While the politicians argue among themselves about how to go about exiting the EU, we must get on with running and growing our businesses.
So what should we do?
- Be realistic, and remain positive – we learned in the recession that fear and uncertainty can escalate into panic. What we need now is calm and rationality.
- Be brave and bold – we are on our own now. Our economy needs our businesses to be strong, to lead us into whatever the future holds
- Invest in our teams and businesses. Now is not the time to put growth plans on hold. We need to be the best we can be.
No-one knows how Britain’s exit will play out or how long it will take, but what we do know is that it’s as imperative to market your product or service now as it ever was. Indeed, there may even be new opportunities to define your place in the world. If that means demonstrating more efficiency and effectiveness of spend, more business acumen and a reallocation of budgets here and there, so be it – we are getting pretty good at that.
So here are our top tips on how to handle the new Brexit world:
1. Don’t bury your head in the sand. It’s time to get out there and get busy.
2. Talk to your customers. Really listen to what they’re saying. Is there something you can provide that would help them?
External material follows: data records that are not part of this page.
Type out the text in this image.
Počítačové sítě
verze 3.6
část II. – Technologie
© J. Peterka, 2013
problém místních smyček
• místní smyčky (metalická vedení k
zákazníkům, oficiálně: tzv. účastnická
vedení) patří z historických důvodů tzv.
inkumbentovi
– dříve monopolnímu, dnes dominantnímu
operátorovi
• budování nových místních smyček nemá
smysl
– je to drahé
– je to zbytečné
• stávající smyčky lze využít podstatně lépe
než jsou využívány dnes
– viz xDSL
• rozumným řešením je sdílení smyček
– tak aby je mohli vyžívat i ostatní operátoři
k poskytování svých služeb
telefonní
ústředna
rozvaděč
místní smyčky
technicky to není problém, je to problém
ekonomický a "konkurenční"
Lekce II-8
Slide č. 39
Keep a close eye on what is happening – how are clients thinking, feeling and behaving? Remember how Lidl and Aldi flourished in the recession.
3. Talk to your team and your suppliers. Look for new ideas. Now is the time for collaboration and teamwork.
4. Keep an eye on the competition. What are they up to? How can you be better?
5. Be careful with budgets – but don’t stop spending. Instead be strategic about how you spend your money and work out how to maximise your ROI. Businesses in the recession who continued to spend on marketing recovered much more quickly than those that didn’t.
6. Build your brand. What does it mean to your staff and customers? Look inwards and outwards – how can you make it stronger? Do you need to introduce changes to make your business more attractive and relevant in the new era?
7. Be creative. Think outside the box and make things happen. Look for new opportunities.
8. Embrace technology. Be smart with how you use the platforms available. Use social media to engage directly with customers. Keep your website updated and active. It’s good for SEO and will reassure potential customers that you are forging ahead. Start a blog!
Many of these actions are part of business as usual – and that’s precisely the point. They will create a strong foundation for growth whatever happens in the wider world. Things will eventually settle down, and when they do, Britain will need strong businesses to lead it confidently into the post-Brexit world.